Le 3 avril 2014, la commission nationale des comptes de campagne et des financements politiques (CNCCFP), chargée de contrôler les dépenses et de veiller au respect des obligations comptables des partis, émet un signalement à l’encontre du Front national et demande l’ouverture d’une information judiciaire. Une procédure est ouverte pour « escroquerie en bande organisée », « abus de biens sociaux », « recel d’abus de biens sociaux », « faux et usage de faux » et « financement illégal d’un parti politique ». Parallèlement, le fisc se penche sur le sujet et s’interroge sur le statut de Jeanne, qui semble avoir une activité commerciale et pourrait donc être concernée par plusieurs impositions. Après vérification de la comptabilité de l’association, l’administration fiscale soumet, le 9 septembre 2016, l’association Jeanne à la TVA et à l’impôt sur les sociétés pour l’année 2012 – avec une majoration de 10 % et des intérêts de retard – estimant qu’elle exerçait alors une activité lucrative imposable. Bilan : un redressement fiscal d’1,8 million d’euros pour le micro-parti sur les 9 millions d’euros facturés aux candidats frontistes pour les kits de campagne.

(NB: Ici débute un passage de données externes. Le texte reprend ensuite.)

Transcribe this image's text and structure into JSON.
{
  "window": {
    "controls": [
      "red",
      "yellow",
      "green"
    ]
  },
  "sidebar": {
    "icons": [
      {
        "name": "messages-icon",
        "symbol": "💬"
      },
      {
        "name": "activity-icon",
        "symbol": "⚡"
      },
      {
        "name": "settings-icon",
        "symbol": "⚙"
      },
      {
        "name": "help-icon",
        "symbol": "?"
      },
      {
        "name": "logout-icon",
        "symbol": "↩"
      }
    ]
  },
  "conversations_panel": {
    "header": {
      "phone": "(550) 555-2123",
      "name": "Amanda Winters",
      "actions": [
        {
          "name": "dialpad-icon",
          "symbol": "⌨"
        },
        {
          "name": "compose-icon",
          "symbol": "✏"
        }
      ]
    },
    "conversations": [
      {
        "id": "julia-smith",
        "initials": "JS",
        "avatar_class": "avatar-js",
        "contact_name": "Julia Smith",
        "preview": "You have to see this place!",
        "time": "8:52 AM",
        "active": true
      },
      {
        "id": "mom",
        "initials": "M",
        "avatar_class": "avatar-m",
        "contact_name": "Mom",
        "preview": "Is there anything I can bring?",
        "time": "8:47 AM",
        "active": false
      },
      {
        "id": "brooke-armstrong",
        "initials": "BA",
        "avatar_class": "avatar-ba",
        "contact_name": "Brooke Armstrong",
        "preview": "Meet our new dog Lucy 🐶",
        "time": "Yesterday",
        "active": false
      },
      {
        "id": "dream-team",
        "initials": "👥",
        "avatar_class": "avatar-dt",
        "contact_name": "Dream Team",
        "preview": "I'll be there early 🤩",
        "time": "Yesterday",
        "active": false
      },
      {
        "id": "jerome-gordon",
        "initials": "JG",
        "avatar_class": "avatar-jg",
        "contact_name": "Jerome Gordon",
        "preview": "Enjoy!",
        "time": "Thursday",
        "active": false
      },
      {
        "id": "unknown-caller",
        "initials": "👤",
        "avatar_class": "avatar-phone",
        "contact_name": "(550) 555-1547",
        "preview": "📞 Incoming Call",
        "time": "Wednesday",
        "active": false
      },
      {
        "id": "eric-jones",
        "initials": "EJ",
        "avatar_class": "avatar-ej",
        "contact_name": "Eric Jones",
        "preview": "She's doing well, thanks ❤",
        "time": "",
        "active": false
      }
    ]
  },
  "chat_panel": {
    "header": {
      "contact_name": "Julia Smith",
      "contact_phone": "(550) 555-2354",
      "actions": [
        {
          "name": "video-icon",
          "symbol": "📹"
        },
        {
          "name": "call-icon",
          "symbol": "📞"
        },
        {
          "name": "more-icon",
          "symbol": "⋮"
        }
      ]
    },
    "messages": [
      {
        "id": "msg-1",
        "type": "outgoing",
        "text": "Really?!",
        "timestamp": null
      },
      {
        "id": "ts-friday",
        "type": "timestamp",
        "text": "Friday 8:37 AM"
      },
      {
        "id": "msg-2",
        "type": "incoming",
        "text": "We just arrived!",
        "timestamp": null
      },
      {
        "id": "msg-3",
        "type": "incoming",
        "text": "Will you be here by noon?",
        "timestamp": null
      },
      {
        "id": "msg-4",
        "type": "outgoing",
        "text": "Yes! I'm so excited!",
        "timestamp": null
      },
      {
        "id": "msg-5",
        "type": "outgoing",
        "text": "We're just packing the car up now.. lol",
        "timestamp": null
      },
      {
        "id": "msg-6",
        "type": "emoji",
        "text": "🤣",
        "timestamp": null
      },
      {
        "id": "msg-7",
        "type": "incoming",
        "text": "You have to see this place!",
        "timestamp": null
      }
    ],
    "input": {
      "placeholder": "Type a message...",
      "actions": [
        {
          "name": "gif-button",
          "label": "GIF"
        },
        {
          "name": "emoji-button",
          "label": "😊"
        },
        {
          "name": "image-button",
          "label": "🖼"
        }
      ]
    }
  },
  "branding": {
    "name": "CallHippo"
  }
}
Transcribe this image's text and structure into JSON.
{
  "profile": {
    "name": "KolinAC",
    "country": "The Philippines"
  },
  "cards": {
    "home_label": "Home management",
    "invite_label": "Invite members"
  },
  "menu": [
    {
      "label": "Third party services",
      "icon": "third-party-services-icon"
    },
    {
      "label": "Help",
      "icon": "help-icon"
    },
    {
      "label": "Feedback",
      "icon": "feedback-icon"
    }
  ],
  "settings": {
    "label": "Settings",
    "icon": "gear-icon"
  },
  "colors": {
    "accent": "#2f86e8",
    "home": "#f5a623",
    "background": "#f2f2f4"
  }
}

Trois ans plus tard, le Rassemblement national - qui a absorbé Jeanne et toutes ses dettes en 2020 suite à une décision de la CNCCFP - demande l’annulation de cette sanction devant le tribunal administratif de Paris. Il fait valoir que Jeanne était un parti politique et ne pouvait donc être assujetti à la TVA et à l’impôt sur les sociétés. Le RN a également mis en cause la procédure fiscale, estimant entre autres que les contrôles exercés n’étaient pas justifiés et que des membres de l’administration avaient violé le secret professionnel en communiquant avec le Canard Enchaîné - qui avait révélé le 25 octobre 2017 le redressement d’1,8 million d’euros imposé à Jeanne. Des arguments rejetés par le tribunal, qui a rappelé dans sa décision du 29 septembre 2021 que Jeanne n’avait perçu que 150 euros de cotisations d’adhérents et 5 500 euros de dons, contre 8 917 081 euros facturés aux candidats pour les kits et 544 280 euros de produits financiers. Son activité commerciale étant évidente, elle est soumise à l’impôt sur les sociétés et à la TVA. Le RN a fait appel de la décision, en vain. Le 22 mars 2023, il est débouté par la cour administrative d’appel de Paris. Avant de tenter un ultime recours devant le Conseil d’État, sans plus de succès donc, les arguments présentés par le parti de Marine Le Pen n’étant pas de nature à permettre l’admission du pourvoi.

La juridiction suprême a également statué sur le cas de la société Riwal, elle aussi dans le viseur du fisc. Fin 2015, Bercy avait vérifié sa comptabilité et conclu que Riwal avait indûment récupéré, en 2014, une partie de la TVA facturée par ses fournisseurs. L’entreprise de communication avait donc été soumise à des cotisations supplémentaires ainsi qu’à des pénalités pour manquement délibéré, ce qu’elle a contesté devant le tribunal administratif de Paris. Elle est déboutée le 29 septembre 2021 : le tribunal confirme le redressement fiscal. Il refuse que les salaires et la voiture de fonction de Marie d’Herbais de Thun, ex-femme de Frédéric Chatillon, soient considérées comme des charges déductibles, « Mme d’Herbais de Thun n’ayant pas véritablement exercé d’activité salariale au profit de la société » et ayant déclaré à plusieurs reprises qu’elle utilisait la Peugeot 807 de la société pour ses besoins personnels. Mais Riwal a tout de même obtenu une ristourne sur son ardoise. Insatisfaite, la société a fait appel et perdu, avant d’être recalée par le Conseil d’État. Cette fois, c’est la fin d’une bataille fiscale de huit ans.